With the Opening of a Flagship Building in Rockville, Montgomery Bets the Public Will Keep Coming Back

Washington Post Staff Writer
Wednesday, November 29, 2006; Page B01

Librarians, those experts in answering people's questions, had a few vexing ones for themselves as they contemplated their relevance in the Internet age.

Mainly, they wanted to know whether people could be lured away from the comforts of home electronic centers to go to the public library. They wondered whether the public library could be hip enough, comfortable enough and relaxed enough to make people want to hang out there. They looked at the way bookstores have been retooled and asked: Why not try the same thing with libraries?
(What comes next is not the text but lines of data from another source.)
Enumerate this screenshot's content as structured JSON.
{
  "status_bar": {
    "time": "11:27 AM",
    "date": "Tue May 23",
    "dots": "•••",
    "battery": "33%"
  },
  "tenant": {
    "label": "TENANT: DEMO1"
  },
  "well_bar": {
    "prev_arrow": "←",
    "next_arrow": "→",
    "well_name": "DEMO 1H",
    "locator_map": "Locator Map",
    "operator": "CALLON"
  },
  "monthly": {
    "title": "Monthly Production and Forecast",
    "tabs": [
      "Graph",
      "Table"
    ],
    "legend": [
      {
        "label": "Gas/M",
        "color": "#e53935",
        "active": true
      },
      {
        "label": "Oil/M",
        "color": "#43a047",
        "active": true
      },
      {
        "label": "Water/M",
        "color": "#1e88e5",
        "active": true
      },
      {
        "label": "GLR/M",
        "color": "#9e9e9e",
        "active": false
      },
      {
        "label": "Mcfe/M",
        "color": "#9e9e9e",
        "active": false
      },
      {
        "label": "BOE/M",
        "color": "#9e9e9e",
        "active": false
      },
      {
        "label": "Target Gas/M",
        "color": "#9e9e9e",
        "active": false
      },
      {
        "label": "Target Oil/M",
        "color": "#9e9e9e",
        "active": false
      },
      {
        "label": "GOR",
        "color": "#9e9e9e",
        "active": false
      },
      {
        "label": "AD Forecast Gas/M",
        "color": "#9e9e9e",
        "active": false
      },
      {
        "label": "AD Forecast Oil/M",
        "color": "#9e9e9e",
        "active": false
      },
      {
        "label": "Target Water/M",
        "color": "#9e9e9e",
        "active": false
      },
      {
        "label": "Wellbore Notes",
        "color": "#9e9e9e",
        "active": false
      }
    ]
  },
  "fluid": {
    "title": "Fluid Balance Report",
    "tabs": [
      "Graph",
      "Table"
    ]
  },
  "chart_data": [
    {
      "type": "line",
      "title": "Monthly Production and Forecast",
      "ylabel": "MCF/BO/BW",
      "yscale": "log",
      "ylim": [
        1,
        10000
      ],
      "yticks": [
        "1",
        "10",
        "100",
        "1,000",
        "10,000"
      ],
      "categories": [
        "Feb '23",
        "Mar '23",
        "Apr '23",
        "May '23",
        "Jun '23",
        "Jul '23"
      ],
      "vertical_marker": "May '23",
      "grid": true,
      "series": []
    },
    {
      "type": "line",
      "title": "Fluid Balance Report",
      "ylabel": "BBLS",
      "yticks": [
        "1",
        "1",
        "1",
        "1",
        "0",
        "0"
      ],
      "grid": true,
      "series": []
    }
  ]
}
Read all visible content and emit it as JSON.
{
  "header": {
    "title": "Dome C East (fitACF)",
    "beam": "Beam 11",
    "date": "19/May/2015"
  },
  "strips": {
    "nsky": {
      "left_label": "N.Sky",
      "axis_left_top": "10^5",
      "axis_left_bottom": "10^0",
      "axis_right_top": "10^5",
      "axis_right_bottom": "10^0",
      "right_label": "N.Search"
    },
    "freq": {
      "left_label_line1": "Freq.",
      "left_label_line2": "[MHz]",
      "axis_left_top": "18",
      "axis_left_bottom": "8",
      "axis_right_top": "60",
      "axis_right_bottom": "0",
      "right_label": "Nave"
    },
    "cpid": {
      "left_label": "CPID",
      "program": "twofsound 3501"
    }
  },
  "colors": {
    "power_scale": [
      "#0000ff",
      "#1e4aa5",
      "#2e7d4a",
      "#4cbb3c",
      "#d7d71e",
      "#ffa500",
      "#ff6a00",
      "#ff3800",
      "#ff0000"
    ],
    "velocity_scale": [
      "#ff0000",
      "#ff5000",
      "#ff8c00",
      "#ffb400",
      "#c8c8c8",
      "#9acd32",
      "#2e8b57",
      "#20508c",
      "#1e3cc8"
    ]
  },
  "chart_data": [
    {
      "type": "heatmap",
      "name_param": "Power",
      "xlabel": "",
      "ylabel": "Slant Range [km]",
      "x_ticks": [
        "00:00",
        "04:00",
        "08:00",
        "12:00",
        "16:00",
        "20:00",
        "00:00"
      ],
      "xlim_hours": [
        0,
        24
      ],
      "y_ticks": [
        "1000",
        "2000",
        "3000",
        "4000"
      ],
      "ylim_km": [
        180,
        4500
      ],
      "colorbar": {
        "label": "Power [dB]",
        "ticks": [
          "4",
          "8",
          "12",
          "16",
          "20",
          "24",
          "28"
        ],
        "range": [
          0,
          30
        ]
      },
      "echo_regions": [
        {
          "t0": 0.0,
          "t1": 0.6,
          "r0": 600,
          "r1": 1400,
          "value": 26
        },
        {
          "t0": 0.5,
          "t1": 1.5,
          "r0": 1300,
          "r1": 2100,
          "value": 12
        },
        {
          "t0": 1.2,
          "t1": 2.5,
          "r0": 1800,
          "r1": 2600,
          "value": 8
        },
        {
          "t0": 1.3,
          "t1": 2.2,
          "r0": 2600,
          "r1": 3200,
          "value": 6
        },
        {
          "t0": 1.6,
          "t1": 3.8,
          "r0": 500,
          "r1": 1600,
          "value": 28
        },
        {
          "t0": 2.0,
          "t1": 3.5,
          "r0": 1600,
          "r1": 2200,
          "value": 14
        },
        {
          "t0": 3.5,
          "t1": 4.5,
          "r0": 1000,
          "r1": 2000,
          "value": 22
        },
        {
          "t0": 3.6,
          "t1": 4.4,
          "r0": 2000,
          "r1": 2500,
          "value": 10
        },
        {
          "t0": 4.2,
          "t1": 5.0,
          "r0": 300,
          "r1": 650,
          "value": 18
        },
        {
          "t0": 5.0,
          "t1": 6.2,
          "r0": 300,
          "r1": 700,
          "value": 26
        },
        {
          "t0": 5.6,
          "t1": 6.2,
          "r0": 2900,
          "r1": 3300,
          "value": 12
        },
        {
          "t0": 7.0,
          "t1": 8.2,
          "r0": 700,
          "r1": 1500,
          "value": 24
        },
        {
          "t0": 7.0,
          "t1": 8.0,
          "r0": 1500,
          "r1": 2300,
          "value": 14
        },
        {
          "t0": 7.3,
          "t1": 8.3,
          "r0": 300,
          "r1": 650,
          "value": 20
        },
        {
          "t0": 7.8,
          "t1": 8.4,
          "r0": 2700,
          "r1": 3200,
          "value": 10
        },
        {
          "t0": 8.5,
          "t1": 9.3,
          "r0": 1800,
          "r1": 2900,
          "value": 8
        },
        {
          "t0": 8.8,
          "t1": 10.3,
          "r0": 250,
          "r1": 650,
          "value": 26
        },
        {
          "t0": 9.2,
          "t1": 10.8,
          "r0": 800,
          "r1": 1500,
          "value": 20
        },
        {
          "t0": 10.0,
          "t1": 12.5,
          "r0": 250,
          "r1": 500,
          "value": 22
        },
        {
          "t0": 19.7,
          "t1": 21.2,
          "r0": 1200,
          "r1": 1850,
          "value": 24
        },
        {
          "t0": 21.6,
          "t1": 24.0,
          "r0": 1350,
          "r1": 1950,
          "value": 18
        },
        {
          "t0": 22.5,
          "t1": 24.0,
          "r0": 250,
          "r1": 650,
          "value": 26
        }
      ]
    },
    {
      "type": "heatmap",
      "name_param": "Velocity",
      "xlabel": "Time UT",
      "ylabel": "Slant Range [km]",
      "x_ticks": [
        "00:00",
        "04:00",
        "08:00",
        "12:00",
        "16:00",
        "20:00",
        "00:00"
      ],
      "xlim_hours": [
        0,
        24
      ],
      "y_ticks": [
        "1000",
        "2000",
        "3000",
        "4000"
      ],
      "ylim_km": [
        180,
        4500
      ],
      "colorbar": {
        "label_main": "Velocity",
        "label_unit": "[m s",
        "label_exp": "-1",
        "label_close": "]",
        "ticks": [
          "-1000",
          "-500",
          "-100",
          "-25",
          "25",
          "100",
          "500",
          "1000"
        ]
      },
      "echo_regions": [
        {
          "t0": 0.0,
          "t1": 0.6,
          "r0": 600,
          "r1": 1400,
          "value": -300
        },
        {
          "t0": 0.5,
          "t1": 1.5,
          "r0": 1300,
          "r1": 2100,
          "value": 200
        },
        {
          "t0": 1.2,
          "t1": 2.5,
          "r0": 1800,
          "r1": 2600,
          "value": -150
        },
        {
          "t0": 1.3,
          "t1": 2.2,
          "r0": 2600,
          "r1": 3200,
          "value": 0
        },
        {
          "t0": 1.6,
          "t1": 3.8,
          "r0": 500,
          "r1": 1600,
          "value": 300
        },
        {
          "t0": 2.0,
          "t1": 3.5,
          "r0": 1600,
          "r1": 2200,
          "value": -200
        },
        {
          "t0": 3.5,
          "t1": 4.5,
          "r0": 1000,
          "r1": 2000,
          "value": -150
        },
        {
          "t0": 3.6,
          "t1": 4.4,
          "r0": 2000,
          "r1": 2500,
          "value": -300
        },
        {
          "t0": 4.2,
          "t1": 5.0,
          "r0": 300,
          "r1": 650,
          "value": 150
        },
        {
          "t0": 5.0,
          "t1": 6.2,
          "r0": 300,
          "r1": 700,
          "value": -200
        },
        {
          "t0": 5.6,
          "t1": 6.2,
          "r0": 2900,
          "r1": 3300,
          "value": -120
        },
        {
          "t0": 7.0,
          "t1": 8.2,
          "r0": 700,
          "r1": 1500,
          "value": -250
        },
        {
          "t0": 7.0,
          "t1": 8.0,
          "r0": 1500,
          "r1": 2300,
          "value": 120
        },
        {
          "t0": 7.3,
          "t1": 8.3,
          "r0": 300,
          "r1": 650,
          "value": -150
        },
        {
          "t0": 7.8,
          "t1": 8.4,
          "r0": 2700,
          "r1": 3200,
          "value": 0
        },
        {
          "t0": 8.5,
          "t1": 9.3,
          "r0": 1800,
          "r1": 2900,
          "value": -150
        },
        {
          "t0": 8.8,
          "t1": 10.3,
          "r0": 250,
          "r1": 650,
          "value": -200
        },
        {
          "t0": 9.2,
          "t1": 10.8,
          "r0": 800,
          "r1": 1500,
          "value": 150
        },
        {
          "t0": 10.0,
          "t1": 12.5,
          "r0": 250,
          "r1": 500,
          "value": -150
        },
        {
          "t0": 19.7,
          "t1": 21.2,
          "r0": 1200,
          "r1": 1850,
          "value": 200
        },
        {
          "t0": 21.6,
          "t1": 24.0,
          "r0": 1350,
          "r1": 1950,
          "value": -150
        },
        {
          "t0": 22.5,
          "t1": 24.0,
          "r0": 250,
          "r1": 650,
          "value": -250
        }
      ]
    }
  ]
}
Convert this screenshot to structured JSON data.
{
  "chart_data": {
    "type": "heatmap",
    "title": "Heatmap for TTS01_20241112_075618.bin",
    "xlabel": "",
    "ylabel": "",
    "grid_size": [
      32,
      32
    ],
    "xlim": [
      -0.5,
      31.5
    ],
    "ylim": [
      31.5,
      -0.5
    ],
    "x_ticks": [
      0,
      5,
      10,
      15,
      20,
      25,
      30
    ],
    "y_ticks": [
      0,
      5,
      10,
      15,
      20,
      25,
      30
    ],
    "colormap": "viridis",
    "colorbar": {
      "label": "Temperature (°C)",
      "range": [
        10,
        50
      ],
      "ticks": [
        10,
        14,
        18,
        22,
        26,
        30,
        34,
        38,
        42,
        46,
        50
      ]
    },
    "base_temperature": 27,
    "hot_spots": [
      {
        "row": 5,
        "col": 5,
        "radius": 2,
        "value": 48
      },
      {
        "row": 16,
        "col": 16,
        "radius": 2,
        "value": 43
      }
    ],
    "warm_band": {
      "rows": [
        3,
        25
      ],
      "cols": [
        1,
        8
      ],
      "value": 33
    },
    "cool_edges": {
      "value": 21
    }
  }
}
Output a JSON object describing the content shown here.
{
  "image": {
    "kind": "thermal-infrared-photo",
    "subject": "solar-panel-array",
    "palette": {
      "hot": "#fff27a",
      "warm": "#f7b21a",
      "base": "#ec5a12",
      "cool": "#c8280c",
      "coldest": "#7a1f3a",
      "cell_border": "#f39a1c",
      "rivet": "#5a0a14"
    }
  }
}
The designers of Montgomery County's new library aim to prove that libraries can compete with bookstores and personal computers in the new information age.
Photos
A New Look for Libraries
The designers of Montgomery County's new library aim to prove that libraries can compete with bookstores and personal computers in the new information age.

The $26.3 million Rockville regional library, opening at noon today, is the symbol of Montgomery County's optimistic answer to those questions. It is the answer, the building's architects and the county's elected officials say, to the question of whether libraries can still be players in the international information bazaar.

"People were predicting the demise of the book, how everything was going to be electronic and . . . digital and that libraries would shrink," said Melanie Hennigan, the lead architect. "It couldn't be further from the truth. . . . What's happened is the Internet has spawned a renaissance in libraries."

The District, too, is considering a new central library downtown, a project with an estimated cost of as much as $275 million, 10 times the cost of the Rockville facility. But a decision on replacing the present flagship, the Martin Luther King Jr. Memorial Library at 901 G St. NW, has been postponed indefinitely.

Montgomery's new flagship library, in the heart of Rockville's revitalized town square, has more space, more computers with Internet access, more WiFi hookups and more materials to lend than the old Rockville library, which was smaller, darker and short on parking spaces.

The Rockville library has visual showstoppers. Along Maryland Avenue is a 200-foot-long wall of wavy glass, made to filter out 98 percent of damaging ultraviolet rays. Inside, lounging chairs have been placed along the wall to "open up the building to the outside," said Hennigan, an experienced library designer with Grimm & Parker Architects, based in Bethesda and McLean.

The main entrance, off the cobblestone plaza of the new town square, is set off by a glass canopy and has nine video screens airing local interest television programs.

Visitors step through that door and enter a pumpkin-colored corridor with a wavy wall, which Hennigan dubbed "the wonder wall." It has video display terminals with touch screens that can be used to access the library's electronic catalogue.

At the end of the wonder wall is the biggest "wow" feature. It's a soaring central rotunda, accented by a half-spiral staircase that rises 20 feet to the second floor. At ground level, directly below the ceiling, a terrazzo mosaic is illuminated by 250 tiny lights suspended from the rotunda.

Nearby is the main circulation desk, another wavy structure, this one birch covered in burnished copper. The wave motif, Hennigan said, is supposed to be a "super-subtle" nod to the mapping of the human genome, completed by government and private scientists in Montgomery six years ago.

The building is a showcase for the county's new approach to libraries, officials said. For the first time in Rockville, patrons will be allowed to bring coffee and snacks inside. A Starbucks is set to open this spring across the square. "This library wants to be what the Barnes & Noble is to Bethesda Row," said Hennigan, referring to another revitalized retail area of the county. "Just as cool. Just as fun."